Maternal, child and infant mortality rates in Eritrea have all fallen by about a third since 1995, mainly thanks to better healthcare for pregnant women, more immunisations and less malaria, a senior healthcare official said on Thursday.

"In spite of the massive reduction, we are not very happy with it, and we need to work very hard to reduce it even more," said Zemui Alemu, director of the Family and Community Health Division at the Eritrean Ministry of Health.

Alemu said that large numbers of home deliveries, lack of transport and obstetric knowledge, distance from health facilities and malnutrition were all factors that were keeping maternal mortality high.

A UN Children's Fund and World Health Organisation estimate in 2004 put maternal mortality in Eritrea at about 630 maternal deaths per 100,000 live births.

This compares with a 1995 figure of 998 maternal deaths per 100,000 live births, from a Demographic and Health Survey (DHS) undertaken by Eritrean government departments and international partners, mainly funded by the US Agency for International Development.

Eritrea gained official independence from Ethiopia in 1993.

An expanded programme to immunise Eritrean children had been particularly successful, Alemu said.

Immunisation rates had increased from 9.6 percent in 1991 up to 76 percent in 2002, he said. Children were vaccinated against tetanus, diphtheria, whooping cough, measles, polio, and - since 2002 - hepatitis B.

A DHS in 2002 found that children between the ages of one and five had been dying at a rate of 93 deaths per 1,000 live births; in 1995’s DHS that figure was 136 deaths.

Infant mortality rates, that is, when a child dies before the age of one, were also shown to have fallen by the DHSs. In 1995 the figure was 72 infant deaths per 1,000 live births – by 2002 that had fallen to 48 deaths per 1,000 live births.

Alemu said that government commitments and donor support had helped Eritrea to avoid some of the worst effects of five years’ drought on maternal and child health.

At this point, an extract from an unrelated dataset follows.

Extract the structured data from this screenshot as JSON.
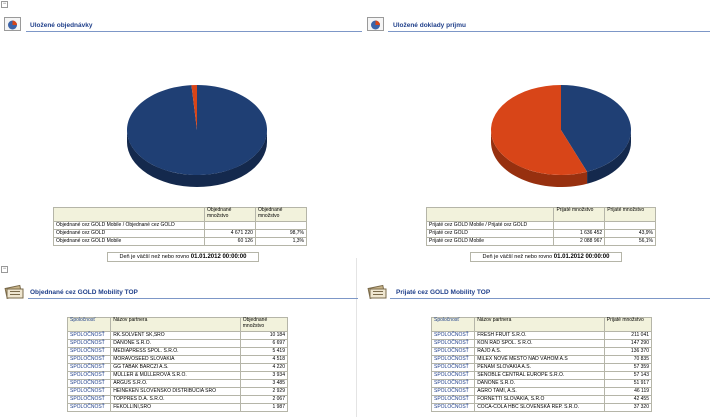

He added that malaria had fallen by 85 percent in the past five years, as the benefits from increased use of mosquito nets took effect. Persistent drought had also helped to control the mosquitoes.

Other initiatives in Eritrea included expanded training on the management of childhood illnesses, the development of community manuals, and the construction of maternity waiting homes for semi-nomadic people, Alemu said.

The UN's Millennium Development Goals include a 75 percent reduction in the maternal mortality rate between 1990 and 2015, and a 67 percent reduction in child mortality over the same period.